Outra reorientação conceitual se dá na forma de apresentar os artistas. Ao falar de Alfredo Volpi, por exemplo, é mais importante ater-se à exploração da imagem, mergulhar em suas formas e cores e passar informações relevantes, como a de que ele foi um pintor de paredes. Só fazer com que a meninada reproduza suas telas cheias de bandeirinhas não acrescenta nada à aprendizagem.
Com a mão na massa

Para criar um ambiente tranqüilo e relaxado,  deixar todos observarem os quadros e fazerem comentários com os colegas.
Evolução do trabalho
Assim como não é recomendável apresentar obras de arte com base na estética do bonito ou feio, não é papel da escola avaliar os desenhos o mesmo esse critério. "Esse tipo de avaliação pode causar uma inibição difícil de reverter", diz o professor Cheida Sans. A melhor forma de acompanhar os avanços é evitar comparações e apenas observar o percurso de cada um e suas progressões. Sim, as crianças podem (e devem) evoluir no dia-a-dia, com a supervisão do professor (acompanhe nos quadros desta reportagem duas experiências bem-sucedidas com desenho na pré-escola, uma em Belo Horizonte e outra em Salvador).
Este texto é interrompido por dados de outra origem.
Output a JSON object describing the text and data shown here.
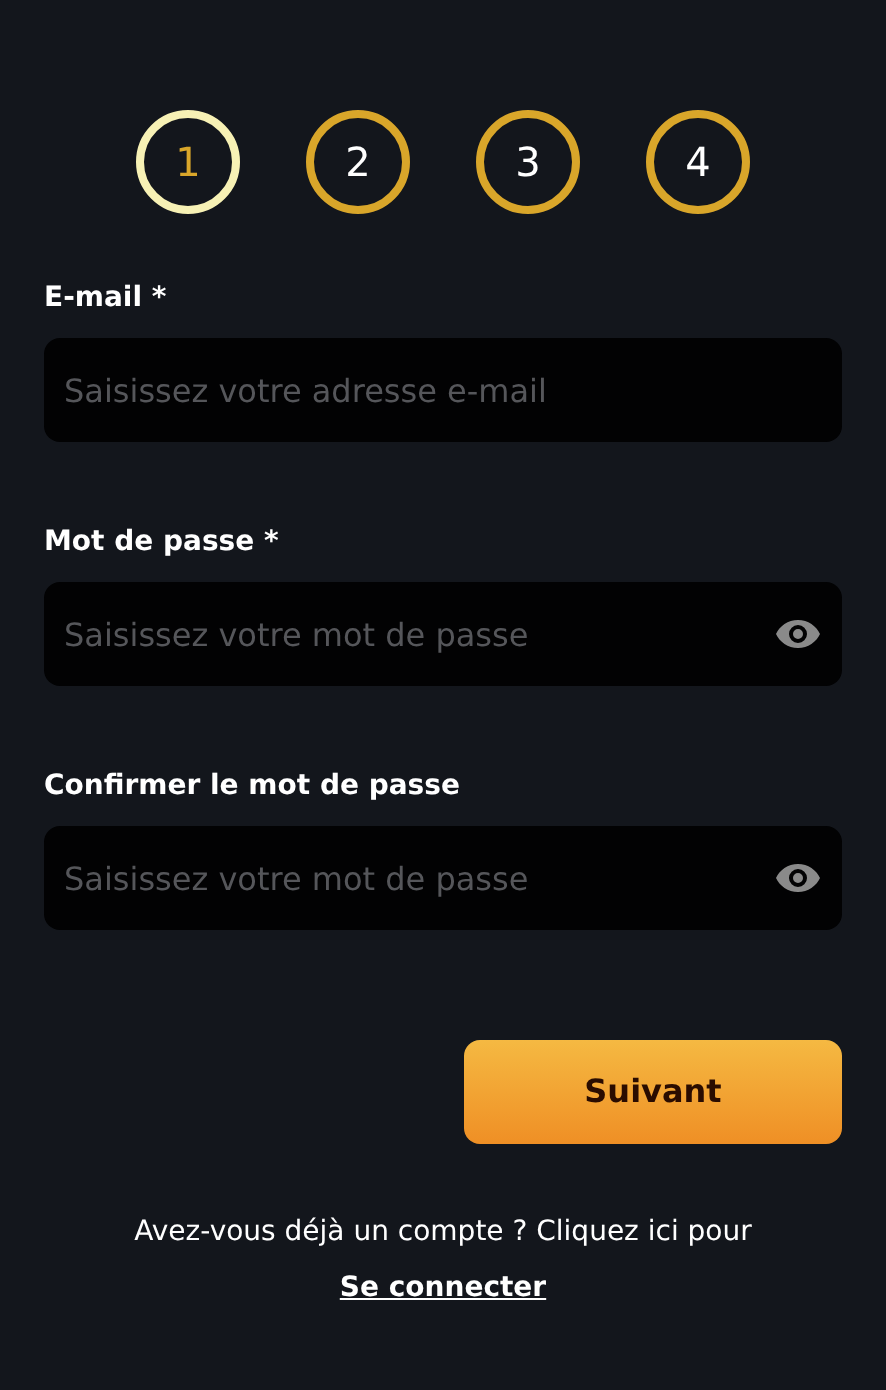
{
  "steps": [
    {
      "label": "1",
      "selected": true
    },
    {
      "label": "2",
      "selected": false
    },
    {
      "label": "3",
      "selected": false
    },
    {
      "label": "4",
      "selected": false
    }
  ],
  "fields": [
    {
      "label": "E-mail *",
      "placeholder": "Saisissez votre adresse e-mail",
      "kind": "text"
    },
    {
      "label": "Mot de passe *",
      "placeholder": "Saisissez votre mot de passe",
      "kind": "password"
    },
    {
      "label": "Confirmer le mot de passe",
      "placeholder": "Saisissez votre mot de passe",
      "kind": "password"
    }
  ],
  "next_button": "Suivant",
  "footer": {
    "text": "Avez-vous déjà un compte ? Cliquez ici pour",
    "link": "Se connecter"
  }
}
Bons caminhos para fazer a turma evoluir incluem planejar atividades que ajudem a desenvolver o olhar, como observar ambientes, fotos, imagens de computador e histórias em quadrinhos; promover conversas sobre o fazer artístico; apresentar artistas e suas obras e, claro, oferecer uma ampla gama de materiais (giz de cera grosso, massinha, pincel, revistas, jornais, catálogos de propaganda, tesoura sem ponta, cola em bastão) e suportes de diferentes tamanhos (papel craft, papel sulfite, panos, painéis, cartolina, tecido, areia, chão, parede).
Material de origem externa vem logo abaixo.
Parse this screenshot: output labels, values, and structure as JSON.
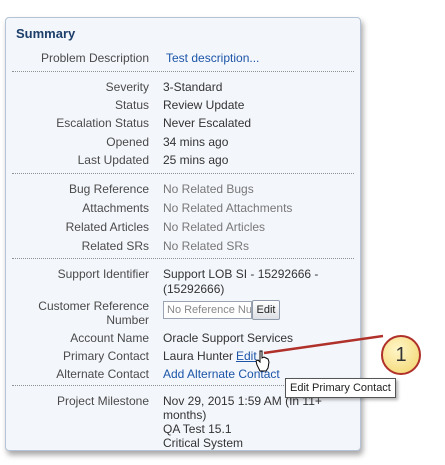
{
  "summary": {
    "title": "Summary",
    "problem_description": {
      "label": "Problem Description",
      "value": "Test description..."
    },
    "severity": {
      "label": "Severity",
      "value": "3-Standard"
    },
    "status": {
      "label": "Status",
      "value": "Review Update"
    },
    "escalation_status": {
      "label": "Escalation Status",
      "value": "Never Escalated"
    },
    "opened": {
      "label": "Opened",
      "value": "34 mins ago"
    },
    "last_updated": {
      "label": "Last Updated",
      "value": "25 mins ago"
    },
    "bug_reference": {
      "label": "Bug Reference",
      "value": "No Related Bugs"
    },
    "attachments": {
      "label": "Attachments",
      "value": "No Related Attachments"
    },
    "related_articles": {
      "label": "Related Articles",
      "value": "No Related Articles"
    },
    "related_srs": {
      "label": "Related SRs",
      "value": "No Related SRs"
    },
    "support_identifier": {
      "label": "Support Identifier",
      "value_line1": "Support LOB SI - 15292666 -",
      "value_line2": "(15292666)"
    },
    "customer_reference": {
      "label_line1": "Customer Reference",
      "label_line2": "Number",
      "placeholder": "No Reference Nu",
      "edit_label": "Edit"
    },
    "account_name": {
      "label": "Account Name",
      "value": "Oracle Support Services"
    },
    "primary_contact": {
      "label": "Primary Contact",
      "value": "Laura Hunter",
      "edit_label": "Edit"
    },
    "alternate_contact": {
      "label": "Alternate Contact",
      "value": "Add Alternate Contact"
    },
    "project_milestone": {
      "label": "Project Milestone",
      "line1": "Nov 29, 2015 1:59 AM (In 11+",
      "line2": "months)",
      "line3": "QA Test 15.1",
      "line4": "Critical System"
    }
  },
  "tooltip": {
    "text": "Edit Primary Contact"
  },
  "callout": {
    "number": "1"
  },
  "colors": {
    "link": "#1c55a8",
    "title": "#1c3e6a",
    "callout_border": "#b0302a",
    "callout_fill": "#f3d46a"
  }
}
Os especialistas dizem ainda que é recomendável fazer intervenções no papel: colar figuras ou iniciar traços, para todos completarem. Da mesma forma, o diálogo com outras artes ajuda muito. Dramatizar uma obra ou colocar uma música de época torna o clima mais propício ao desenvolvimento do grupo. Finalmente, é essencial ampliar o contato com obras de arte, seja em visitas a exposições (com objetivos claros, para o antes, o durante e o depois), seja em ateliês de artistas locais.
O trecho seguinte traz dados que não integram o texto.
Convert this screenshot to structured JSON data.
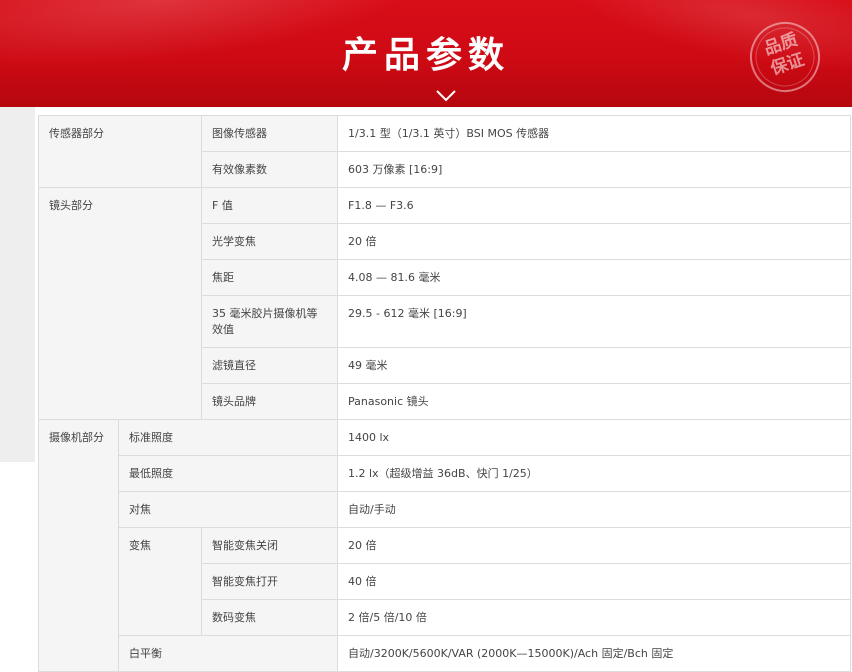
{
  "header": {
    "title": "产品参数",
    "seal_text": [
      "品质",
      "保证"
    ]
  },
  "sections": {
    "sensor": {
      "label": "传感器部分",
      "rows": [
        {
          "label": "图像传感器",
          "value": "1/3.1 型（1/3.1 英寸）BSI MOS 传感器"
        },
        {
          "label": "有效像素数",
          "value": "603 万像素 [16:9]"
        }
      ]
    },
    "lens": {
      "label": "镜头部分",
      "rows": [
        {
          "label": "F 值",
          "value": "F1.8 — F3.6"
        },
        {
          "label": "光学变焦",
          "value": "20 倍"
        },
        {
          "label": "焦距",
          "value": "4.08 — 81.6 毫米"
        },
        {
          "label": "35 毫米胶片摄像机等效值",
          "value": "29.5 - 612 毫米 [16:9]"
        },
        {
          "label": "滤镜直径",
          "value": "49 毫米"
        },
        {
          "label": "镜头品牌",
          "value": "Panasonic 镜头"
        }
      ]
    },
    "camera": {
      "label": "摄像机部分",
      "standard_illumination": {
        "label": "标准照度",
        "value": "1400 lx"
      },
      "min_illumination": {
        "label": "最低照度",
        "value": "1.2 lx（超级增益 36dB、快门 1/25）"
      },
      "focus": {
        "label": "对焦",
        "value": "自动/手动"
      },
      "zoom": {
        "label": "变焦",
        "rows": [
          {
            "label": "智能变焦关闭",
            "value": "20 倍"
          },
          {
            "label": "智能变焦打开",
            "value": "40 倍"
          },
          {
            "label": "数码变焦",
            "value": "2 倍/5 倍/10 倍"
          }
        ]
      },
      "white_balance": {
        "label": "白平衡",
        "value": "自动/3200K/5600K/VAR (2000K—15000K)/Ach 固定/Bch 固定"
      }
    }
  }
}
Se você tem crianças com deficiência na sala, algumas dicas podem ser úteis. Usar uma fruta para explicar uma natureza-morta para cego, por exemplo. Fazer maquetes em relevo com os elementos do quadro usando EVA, lixa ou tapete permite que todos sintam as texturas. "Inclusão não é ter a criança na classe e ponto. É preciso que suas necessidades de aprendizado sejam contempladas", diz a arte-educadora Amanda Fonseca Tojal, coordenadora do Programa Educativo Públicos Especiais da Pinacoteca do Estado de São Paulo.